Yes, in most development environments unit tests are too hard to run -- because they have no automated unit tests at all: Every test is a one-off ad-hoc run that is dreamed up, run and checked by hand each and every time.
I use JakartaAnt
to compile my code and every now and thenI also run a task called CheckStyle
which is downloadable at (http://jakarta.apache.org/ant/external.html
). This enforces me to always follow the CodingConventions
as I go along and the code looks good mostly through the day. -- PeterAxelsson
The biggest problem I see with ReviewBeforeCheckin
is that it encourages large changes. Having a review before check in does not make sense if you do small changes, particularly iterative changes. I am trying to get my developers to do daily check ins, and eventually get to multiple check ins per day. We can't do this and have reviews, too. -- WayneMack
Small changes are no less subject to being bad so they need reviewing. It is the small quick change that can often have the worst results. If the review process is reasonable then it should be able to be done quickly. If it is heavy then...dump it.
Small changes are less subject to being bad and big changes are more subject to being bad. That is the reason I am encouraging small changes. Problems are not random occurrences and complexity is a significant factor. How can you possibly have your developers turn in code every 4 hours and have reviews? The developers would spend all of their time in review meetings. -- WayneMack
Then we have a different experience base. I've found small changes just as likely to be bad and more likely to be overlooked. It just takes one small mistake to cause corruption, memory leaks, bad threading behaviour, etc. The problems can take many resources later to find and fix. A large chang is just a lot of small changes aggregated. There is no reason at all to suspect they have different inherent quality. As for the review meeting i ask a few people to
come over to my cube and we walk through the changes and the code. I email the people when I'm about ready and we setup a time. Usually bugs are not found because I unit test heavily, but often enough there are things i didn't consider that need to be addressed. If I can't find anyone, I wait. It's far more important to have quality than it is to have frequent check-ins. And it's not like we are talking about waiting a week between checkings, we are just talking about waiting a bit longer. This doesn't seem a lot to ask.
Huh? Defect injection rates are proportional to lines of code written. A big checkin has more lines of code, ergo more defects (on average).
Furthermore, with more frequent checkins, it makes it easier to locate a bug that didn't occur in prior versions -- you can binary search the projects version history to find the checkin that introduced the bug. Since it's a small checkin (since you're doing them so frequently), you have less code you have to read to figure out what went wrong.
This whole pattern is suspect. In the Real World, I was recently instructed to check my code in before
code review. And, given the advantages of checking code in more frequently (easier to track changes, earlier exposure of buggy code), I can't see an argument for delaying checkins.

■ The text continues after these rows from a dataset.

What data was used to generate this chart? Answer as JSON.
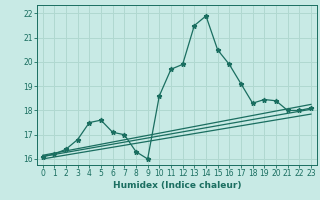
{
  "title": "",
  "xlabel": "Humidex (Indice chaleur)",
  "bg_color": "#c8eae5",
  "grid_color": "#b0d8d0",
  "line_color": "#1a6e60",
  "xlim": [
    -0.5,
    23.5
  ],
  "ylim": [
    15.75,
    22.35
  ],
  "yticks": [
    16,
    17,
    18,
    19,
    20,
    21,
    22
  ],
  "xticks": [
    0,
    1,
    2,
    3,
    4,
    5,
    6,
    7,
    8,
    9,
    10,
    11,
    12,
    13,
    14,
    15,
    16,
    17,
    18,
    19,
    20,
    21,
    22,
    23
  ],
  "main_x": [
    0,
    1,
    2,
    3,
    4,
    5,
    6,
    7,
    8,
    9,
    10,
    11,
    12,
    13,
    14,
    15,
    16,
    17,
    18,
    19,
    20,
    21,
    22,
    23
  ],
  "main_y": [
    16.1,
    16.2,
    16.4,
    16.8,
    17.5,
    17.6,
    17.1,
    17.0,
    16.3,
    16.0,
    18.6,
    19.7,
    19.9,
    21.5,
    21.9,
    20.5,
    19.9,
    19.1,
    18.3,
    18.45,
    18.4,
    18.0,
    18.0,
    18.1
  ],
  "trend_lines": [
    {
      "x": [
        0,
        23
      ],
      "y": [
        16.0,
        17.85
      ]
    },
    {
      "x": [
        0,
        23
      ],
      "y": [
        16.1,
        18.05
      ]
    },
    {
      "x": [
        0,
        23
      ],
      "y": [
        16.15,
        18.25
      ]
    }
  ],
  "xlabel_fontsize": 6.5,
  "tick_fontsize": 5.5
}
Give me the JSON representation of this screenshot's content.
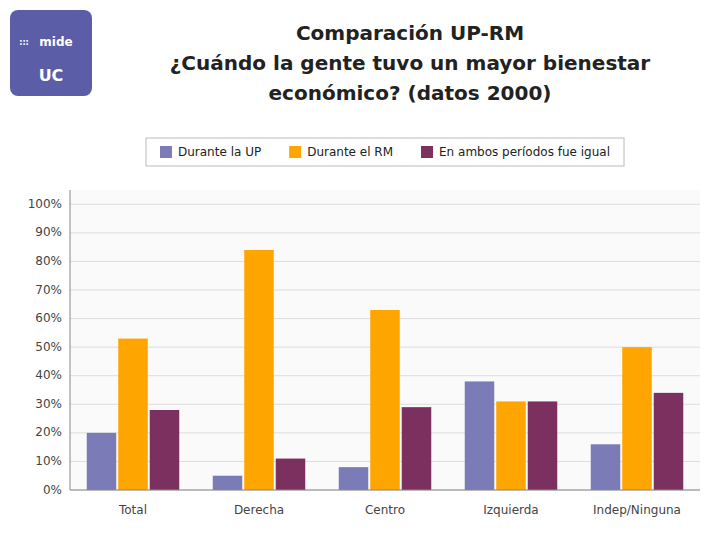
{
  "chart_data": {
    "type": "bar",
    "title": [
      "Comparación UP-RM",
      "¿Cuándo la gente tuvo un mayor bienestar",
      "económico? (datos 2000)"
    ],
    "annotations": [
      ":::",
      "mide",
      "UC"
    ],
    "categories": [
      "Total",
      "Derecha",
      "Centro",
      "Izquierda",
      "Indep/Ninguna"
    ],
    "series": [
      {
        "name": "Durante la UP",
        "color": "#7B7BB8",
        "values": [
          0.2,
          0.05,
          0.08,
          0.38,
          0.16
        ]
      },
      {
        "name": "Durante el RM",
        "color": "#FFA500",
        "values": [
          0.53,
          0.84,
          0.63,
          0.31,
          0.5
        ]
      },
      {
        "name": "En ambos períodos fue igual",
        "color": "#7B3060",
        "values": [
          0.28,
          0.11,
          0.29,
          0.31,
          0.34
        ]
      }
    ],
    "ylim": [
      0,
      1.05
    ],
    "yticks": [
      {
        "value": 0.0,
        "label": "0%"
      },
      {
        "value": 0.1,
        "label": "10%"
      },
      {
        "value": 0.2,
        "label": "20%"
      },
      {
        "value": 0.3,
        "label": "30%"
      },
      {
        "value": 0.4,
        "label": "40%"
      },
      {
        "value": 0.5,
        "label": "50%"
      },
      {
        "value": 0.6,
        "label": "60%"
      },
      {
        "value": 0.7,
        "label": "70%"
      },
      {
        "value": 0.8,
        "label": "80%"
      },
      {
        "value": 0.9,
        "label": "90%"
      },
      {
        "value": 1.0,
        "label": "100%"
      }
    ],
    "grid": true,
    "legend": "top"
  }
}
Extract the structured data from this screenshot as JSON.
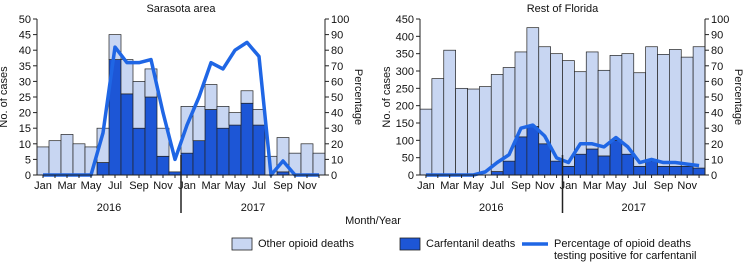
{
  "x_label": "Month/Year",
  "chart_data": [
    {
      "type": "bar",
      "title": "Sarasota area",
      "stacked": true,
      "categories": [
        "Jan",
        null,
        "Mar",
        null,
        "May",
        null,
        "Jul",
        null,
        "Sep",
        null,
        "Nov",
        null,
        "Jan",
        null,
        "Mar",
        null,
        "May",
        null,
        "Jul",
        null,
        "Sep",
        null,
        "Nov",
        null
      ],
      "year_labels": [
        "2016",
        "2017"
      ],
      "y_label": "No. of cases",
      "y2_label": "Percentage",
      "ylim": [
        0,
        50
      ],
      "yticks": [
        0,
        5,
        10,
        15,
        20,
        25,
        30,
        35,
        40,
        45,
        50
      ],
      "y2lim": [
        0,
        100
      ],
      "y2ticks": [
        0,
        10,
        20,
        30,
        40,
        50,
        60,
        70,
        80,
        90,
        100
      ],
      "series": [
        {
          "name": "Carfentanil deaths",
          "type": "bar",
          "color": "#1d56d6",
          "values": [
            0,
            0,
            0,
            0,
            0,
            4,
            37,
            26,
            15,
            25,
            6,
            1,
            7,
            11,
            21,
            15,
            16,
            23,
            16,
            0,
            1,
            0,
            0,
            0
          ]
        },
        {
          "name": "Other opioid deaths",
          "type": "bar",
          "color": "#c8d6f2",
          "values": [
            9,
            11,
            13,
            10,
            9,
            11,
            8,
            11,
            15,
            9,
            9,
            0,
            15,
            11,
            8,
            7,
            4,
            4,
            5,
            6,
            11,
            7,
            10,
            7
          ]
        },
        {
          "name": "Percentage of opioid deaths testing positive for carfentanil",
          "type": "line",
          "axis": "y2",
          "color": "#1f66e5",
          "values": [
            0,
            0,
            0,
            0,
            0,
            27,
            82,
            72,
            72,
            74,
            40,
            10,
            32,
            50,
            72,
            68,
            80,
            85,
            76,
            0,
            9,
            0,
            0,
            0
          ]
        }
      ]
    },
    {
      "type": "bar",
      "title": "Rest of Florida",
      "stacked": true,
      "categories": [
        "Jan",
        null,
        "Mar",
        null,
        "May",
        null,
        "Jul",
        null,
        "Sep",
        null,
        "Nov",
        null,
        "Jan",
        null,
        "Mar",
        null,
        "May",
        null,
        "Jul",
        null,
        "Sep",
        null,
        "Nov",
        null
      ],
      "year_labels": [
        "2016",
        "2017"
      ],
      "y_label": "No. of cases",
      "y2_label": "Percentage",
      "ylim": [
        0,
        450
      ],
      "yticks": [
        0,
        50,
        100,
        150,
        200,
        250,
        300,
        350,
        400,
        450
      ],
      "y2lim": [
        0,
        100
      ],
      "y2ticks": [
        0,
        10,
        20,
        30,
        40,
        50,
        60,
        70,
        80,
        90,
        100
      ],
      "series": [
        {
          "name": "Carfentanil deaths",
          "type": "bar",
          "color": "#1d56d6",
          "values": [
            0,
            0,
            0,
            0,
            0,
            0,
            10,
            40,
            110,
            140,
            90,
            40,
            25,
            60,
            75,
            55,
            100,
            60,
            25,
            40,
            25,
            25,
            25,
            20
          ]
        },
        {
          "name": "Other opioid deaths",
          "type": "bar",
          "color": "#c8d6f2",
          "values": [
            190,
            278,
            360,
            250,
            248,
            255,
            280,
            270,
            245,
            285,
            280,
            310,
            305,
            238,
            280,
            247,
            245,
            290,
            270,
            330,
            323,
            337,
            315,
            350
          ]
        },
        {
          "name": "Percentage of opioid deaths testing positive for carfentanil",
          "type": "line",
          "axis": "y2",
          "color": "#1f66e5",
          "values": [
            0,
            0,
            0,
            0,
            0,
            2,
            8,
            13,
            30,
            32,
            25,
            11,
            8,
            20,
            20,
            18,
            24,
            18,
            8,
            10,
            8,
            8,
            7,
            6
          ]
        }
      ]
    }
  ]
}
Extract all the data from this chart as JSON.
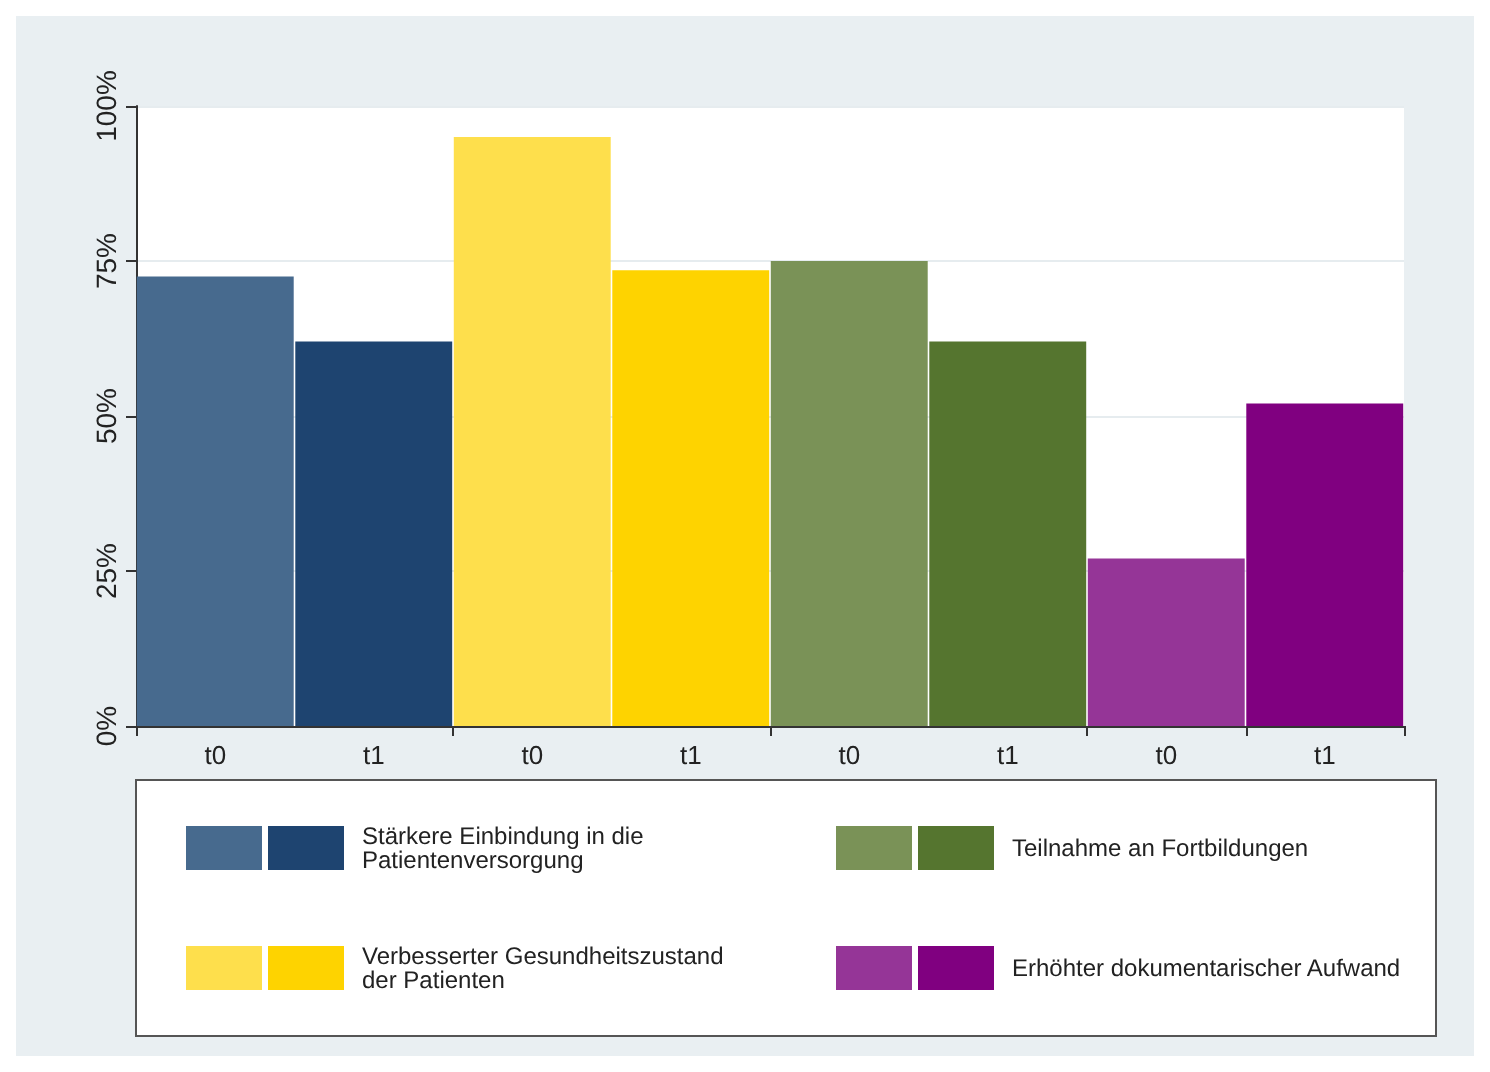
{
  "chart_data": {
    "type": "bar",
    "categories": [
      "t0",
      "t1",
      "t0",
      "t1",
      "t0",
      "t1",
      "t0",
      "t1"
    ],
    "series": [
      {
        "name": "Stärkere Einbindung in die Patientenversorgung",
        "colors": [
          "#476a8e",
          "#1e4470",
          null,
          null,
          null,
          null,
          null,
          null
        ],
        "values": [
          72.5,
          62,
          null,
          null,
          null,
          null,
          null,
          null
        ]
      },
      {
        "name": "Verbesserter Gesundheitszustand der Patienten",
        "colors": [
          null,
          null,
          "#fedf4c",
          "#fed300",
          null,
          null,
          null,
          null
        ],
        "values": [
          null,
          null,
          95,
          73.5,
          null,
          null,
          null,
          null
        ]
      },
      {
        "name": "Teilnahme an Fortbildungen",
        "colors": [
          null,
          null,
          null,
          null,
          "#7a9257",
          "#55752f",
          null,
          null
        ],
        "values": [
          null,
          null,
          null,
          null,
          75,
          62,
          null,
          null
        ]
      },
      {
        "name": "Erhöhter dokumentarischer Aufwand",
        "colors": [
          null,
          null,
          null,
          null,
          null,
          null,
          "#953597",
          "#800080"
        ],
        "values": [
          null,
          null,
          null,
          null,
          null,
          null,
          27,
          52
        ]
      }
    ],
    "ylim": [
      0,
      100
    ],
    "yticks": [
      {
        "value": 0,
        "label": "0%"
      },
      {
        "value": 25,
        "label": "25%"
      },
      {
        "value": 50,
        "label": "50%"
      },
      {
        "value": 75,
        "label": "75%"
      },
      {
        "value": 100,
        "label": "100%"
      }
    ],
    "grid": "y",
    "legend": "bottom"
  }
}
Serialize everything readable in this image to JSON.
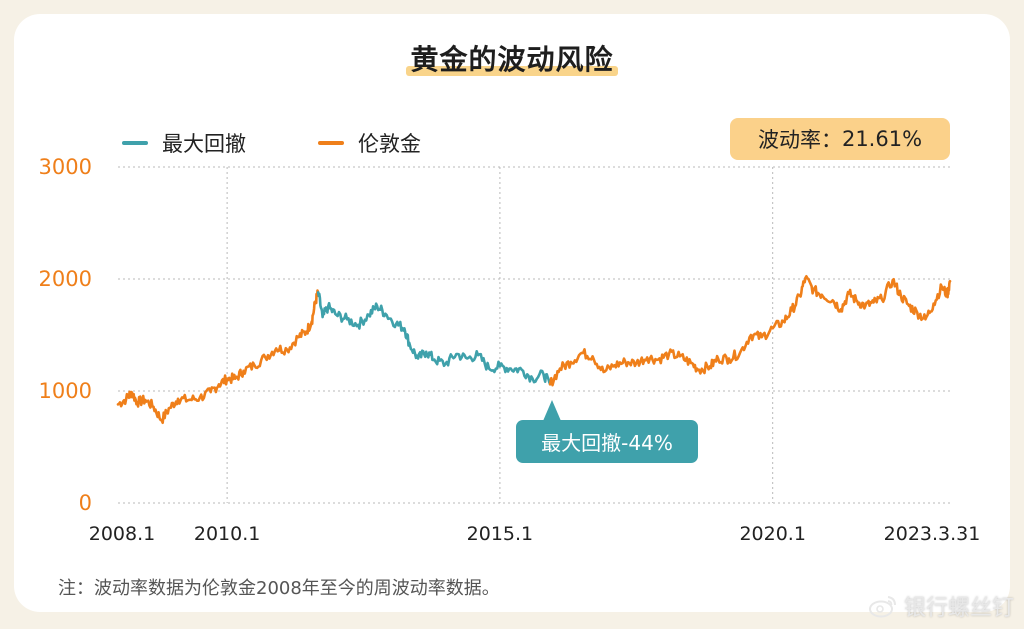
{
  "title": "黄金的波动风险",
  "legend": {
    "drawdown_label": "最大回撤",
    "gold_label": "伦敦金"
  },
  "volatility_badge": {
    "label": "波动率：",
    "value": "21.61%"
  },
  "drawdown_callout": "最大回撤-44%",
  "footnote": "注：波动率数据为伦敦金2008年至今的周波动率数据。",
  "watermark": "银行螺丝钉",
  "colors": {
    "gold": "#ef7f1a",
    "drawdown": "#3fa1ab",
    "axis_tick": "#ef7f1a",
    "badge": "#fbd18a",
    "title_highlight": "#f9d48a"
  },
  "chart_data": {
    "type": "line",
    "title": "黄金的波动风险",
    "xlabel": "",
    "ylabel": "",
    "ylim": [
      0,
      3000
    ],
    "xlim": [
      2008.0,
      2023.25
    ],
    "y_ticks": [
      0,
      1000,
      2000,
      3000
    ],
    "x_ticks": [
      {
        "x": 2008.0,
        "label": "2008.1"
      },
      {
        "x": 2010.0,
        "label": "2010.1"
      },
      {
        "x": 2015.0,
        "label": "2015.1"
      },
      {
        "x": 2020.0,
        "label": "2020.1"
      },
      {
        "x": 2023.25,
        "label": "2023.3.31"
      }
    ],
    "grid": {
      "horizontal": true,
      "vertical": true,
      "style": "dotted"
    },
    "legend_position": "top-left",
    "series": [
      {
        "name": "伦敦金",
        "color": "#ef7f1a",
        "points": [
          [
            2008.0,
            880
          ],
          [
            2008.15,
            930
          ],
          [
            2008.25,
            990
          ],
          [
            2008.35,
            900
          ],
          [
            2008.5,
            920
          ],
          [
            2008.65,
            860
          ],
          [
            2008.8,
            740
          ],
          [
            2008.95,
            850
          ],
          [
            2009.1,
            930
          ],
          [
            2009.3,
            920
          ],
          [
            2009.5,
            940
          ],
          [
            2009.7,
            990
          ],
          [
            2009.85,
            1060
          ],
          [
            2010.0,
            1110
          ],
          [
            2010.15,
            1110
          ],
          [
            2010.3,
            1180
          ],
          [
            2010.5,
            1230
          ],
          [
            2010.7,
            1300
          ],
          [
            2010.9,
            1380
          ],
          [
            2011.1,
            1370
          ],
          [
            2011.3,
            1480
          ],
          [
            2011.45,
            1530
          ],
          [
            2011.55,
            1620
          ],
          [
            2011.62,
            1800
          ],
          [
            2011.67,
            1880
          ]
        ]
      },
      {
        "name": "最大回撤",
        "color": "#3fa1ab",
        "points": [
          [
            2011.67,
            1880
          ],
          [
            2011.75,
            1660
          ],
          [
            2011.85,
            1750
          ],
          [
            2012.0,
            1680
          ],
          [
            2012.2,
            1640
          ],
          [
            2012.4,
            1590
          ],
          [
            2012.6,
            1680
          ],
          [
            2012.75,
            1760
          ],
          [
            2012.9,
            1690
          ],
          [
            2013.1,
            1600
          ],
          [
            2013.25,
            1560
          ],
          [
            2013.35,
            1410
          ],
          [
            2013.5,
            1290
          ],
          [
            2013.65,
            1350
          ],
          [
            2013.8,
            1280
          ],
          [
            2014.0,
            1240
          ],
          [
            2014.2,
            1330
          ],
          [
            2014.4,
            1290
          ],
          [
            2014.6,
            1320
          ],
          [
            2014.8,
            1200
          ],
          [
            2015.0,
            1220
          ],
          [
            2015.2,
            1200
          ],
          [
            2015.4,
            1190
          ],
          [
            2015.6,
            1110
          ],
          [
            2015.8,
            1150
          ],
          [
            2015.92,
            1060
          ]
        ]
      },
      {
        "name": "伦敦金",
        "color": "#ef7f1a",
        "points": [
          [
            2015.92,
            1060
          ],
          [
            2016.1,
            1200
          ],
          [
            2016.3,
            1260
          ],
          [
            2016.5,
            1340
          ],
          [
            2016.7,
            1310
          ],
          [
            2016.9,
            1170
          ],
          [
            2017.1,
            1230
          ],
          [
            2017.3,
            1260
          ],
          [
            2017.5,
            1250
          ],
          [
            2017.7,
            1300
          ],
          [
            2017.9,
            1280
          ],
          [
            2018.1,
            1330
          ],
          [
            2018.3,
            1310
          ],
          [
            2018.5,
            1250
          ],
          [
            2018.65,
            1190
          ],
          [
            2018.85,
            1220
          ],
          [
            2019.0,
            1290
          ],
          [
            2019.2,
            1290
          ],
          [
            2019.4,
            1340
          ],
          [
            2019.6,
            1500
          ],
          [
            2019.8,
            1480
          ],
          [
            2020.0,
            1560
          ],
          [
            2020.2,
            1620
          ],
          [
            2020.35,
            1720
          ],
          [
            2020.5,
            1850
          ],
          [
            2020.6,
            2010
          ],
          [
            2020.75,
            1900
          ],
          [
            2020.9,
            1860
          ],
          [
            2021.1,
            1810
          ],
          [
            2021.25,
            1730
          ],
          [
            2021.4,
            1870
          ],
          [
            2021.55,
            1800
          ],
          [
            2021.7,
            1760
          ],
          [
            2021.85,
            1790
          ],
          [
            2022.0,
            1820
          ],
          [
            2022.2,
            1990
          ],
          [
            2022.35,
            1850
          ],
          [
            2022.5,
            1760
          ],
          [
            2022.65,
            1700
          ],
          [
            2022.8,
            1640
          ],
          [
            2022.95,
            1780
          ],
          [
            2023.1,
            1930
          ],
          [
            2023.2,
            1860
          ],
          [
            2023.25,
            1980
          ]
        ]
      }
    ],
    "annotations": [
      {
        "text": "最大回撤-44%",
        "x": 2015.92,
        "y": 1060
      },
      {
        "text": "波动率：21.61%"
      }
    ]
  }
}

The argument that frequent checkins makes it easier to locate bugs assumes the bug is found immediately following a checkin. If a unit test failed to find the bug right away, then you may go a few revisions before finding it and as a result won't know in which revision the bug was introduced.
I have recently left a project with a large, close-coupled, undocumented codebase, with very little unit testing; having had this negative experience in a CVS system, I can definitely recommend:
- 1. code reviews should precede checkin: catch bugs, bad style, or plain wrong functionality or design before you commit them, so that you do not have to do another change to correct them. Keep the change to a single commit and you simplify the commit history.
- 2. unit test as you code, review the unit tests before the code review (to check the funtionality of the interface), review, retest before a commit. The code on the main development branch should always pass all the reviews, unit tests, and functional tests that you have.
- 3. frequently review and commit on change branches to keep the main branch clean and the change good.